At 52, perhaps he ought to be slowing down anyway. He has two teenage children with Cathy Lobé, who he divorced after 22 years in 2014, and his 16-year-old son Tim is closer in age than he is to those he entertains at clubs and festivals around the world. But he looks younger with his familiar long hair cut short, and his Instagram feed features plenty of shots of the pool-and-pecs variety. “I have this feeling that I don’t age, because the people that I’m with are always the same age,” he says. “I started DJing when I was 17 and the people in front of me were about 22, and they’re still 22 now.”
It must be hard to step away from such a lifestyle. He books private planes to see his children in London, where they live. The most recent chart of DJ’s earnings by the business magazine Forbes put him in eighth place, between Martin Garrix and Zedd, pulling in an estimated $18 million in 2019. As with models and footballers, the wider public doesn’t always understand how someone can be paid so much for apparently doing so little, and it opens him to ridicule.
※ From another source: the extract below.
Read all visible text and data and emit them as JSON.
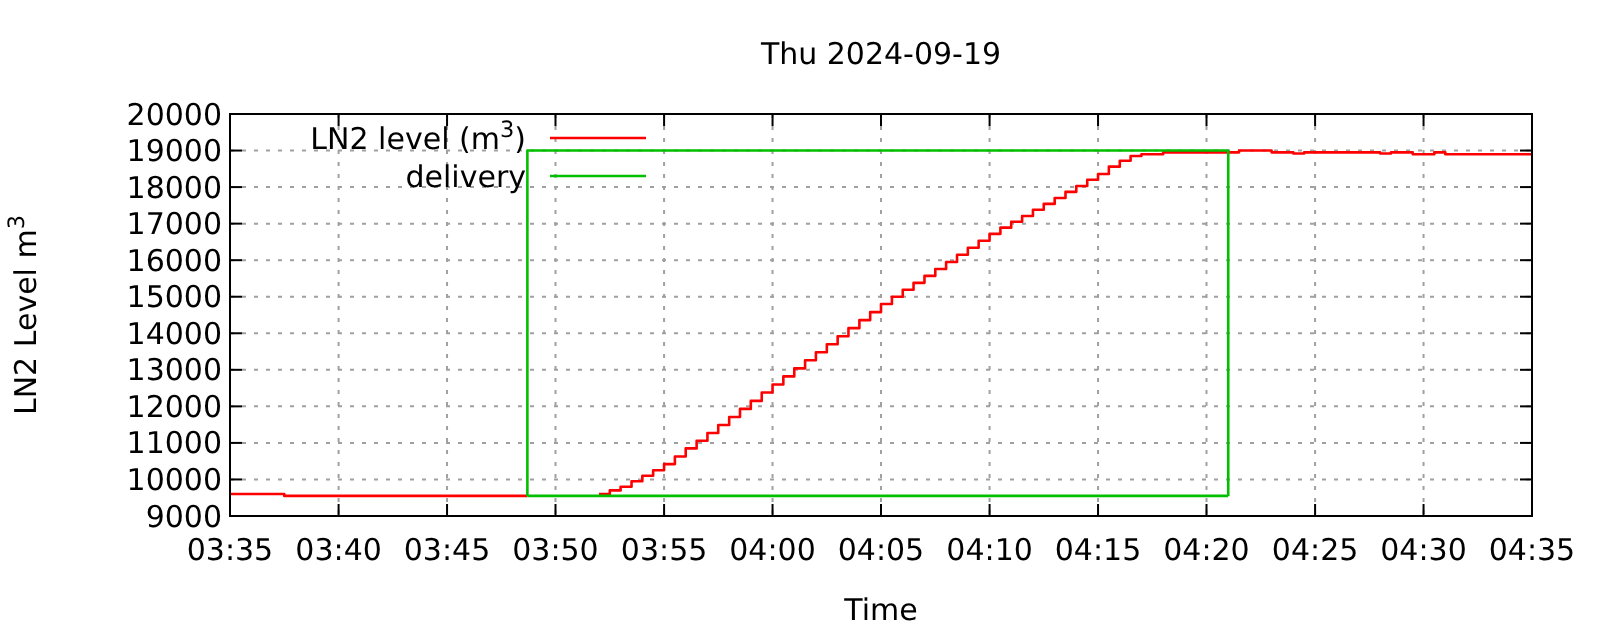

A Saturday Night Live sketch in 2014 featured a DJ who looked rather like him doing nothing but pressing a big red button that said “BASS” once, while the crowd literally exploded in ecstasy. A YouTube video of him DJing on the pitch at the opening ceremony of the Euro 2016 football tournament was overdubbed with a comedy voice shouting, “I am so rich! Money! Money!”
His gilded life can leave him looking out of touch with the mood of ordinary folk, too. At the end of May, in a livestreamed DJ set on top of New Yorks’s Rockefeller Center five days after the murder of George Floyd, he offered a “shout out to his [Floyd’s] family” by putting Martin Luther King Jr’s “I have a dream” speech over thumping EDM beats. Well intentioned, no doubt – and the performance raised over $1.5 million for Covid-19 relief – but he was slaughtered online. “And where were you, when David Guetta ended racism?” wrote one of the kinder commenters.
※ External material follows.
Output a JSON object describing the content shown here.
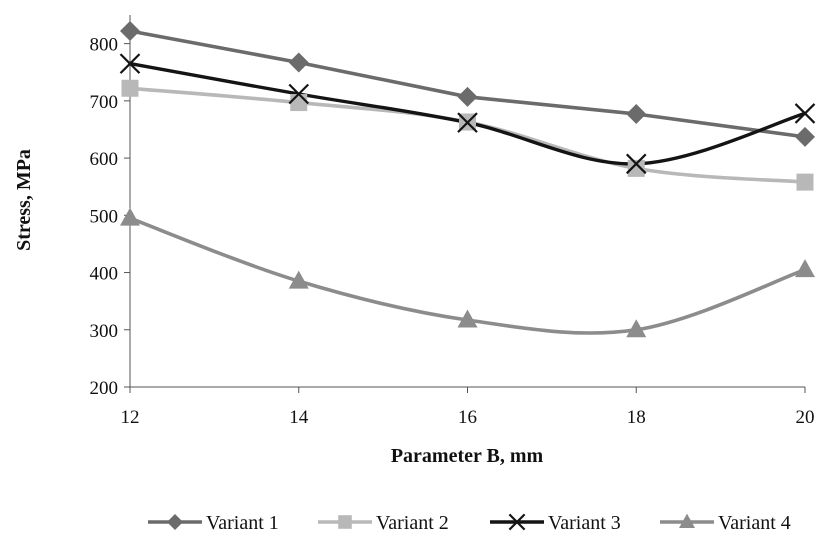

His people have forbidden me from asking about the event today, but Guetta is open to hearing the charge that working at such an echelon means that he has sacrificed musical credibility for commercial success. More recently he has been focusing more on house music under an alias, Jack Back, and making a harder techno sound that he calls “future rave” in collaboration with Danish DJ MORTEN. It might seem pointless while the clubs are closed but he’s enjoying the sonic change.
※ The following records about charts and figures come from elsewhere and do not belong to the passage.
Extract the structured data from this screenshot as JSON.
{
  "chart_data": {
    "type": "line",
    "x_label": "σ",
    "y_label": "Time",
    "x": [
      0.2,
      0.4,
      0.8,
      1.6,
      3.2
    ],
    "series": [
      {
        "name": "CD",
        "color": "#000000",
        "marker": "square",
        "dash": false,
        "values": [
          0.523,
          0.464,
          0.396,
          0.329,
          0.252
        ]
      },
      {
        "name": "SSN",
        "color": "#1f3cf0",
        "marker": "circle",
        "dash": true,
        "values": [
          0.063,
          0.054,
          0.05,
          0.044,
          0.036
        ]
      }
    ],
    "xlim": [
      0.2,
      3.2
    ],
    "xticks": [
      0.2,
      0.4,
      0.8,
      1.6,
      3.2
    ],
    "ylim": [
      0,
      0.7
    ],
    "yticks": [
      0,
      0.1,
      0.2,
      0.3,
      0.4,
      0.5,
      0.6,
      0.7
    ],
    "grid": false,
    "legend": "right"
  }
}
“Everything I was doing 10 years ago was about making records that could be played on the radio, at a festival and in a club at the same time. It kind of worked. I think I created a sound that really crossed over. But it got me stuck for a minute. Now I don’t want to compromise and do something in the middle,” he says.
So now he has his club music, and the separate singles can be pure pop. Let’s Love has a lot in common sonically with the similarly Eighties-sounding Blinding Lights by The Weeknd, which spent eight weeks at number one earlier this year. Guetta still knows all about mass appeal. And this time, he has the sentiment right: “So take my hand, don’t be afraid/This too shall pass, this too shall pass/And we’ll get through it all together,” Sia sings.
It might just keep his fans going until they can join him in Ibiza again. Another livestreamed show in Miami in April, which people could watch from balconies in the tower blocks surrounding him, confirmed to him that what he does is still necessary. “It was the only time these people could forget about everything,” he says. “It was clear: people really need this in their lives.”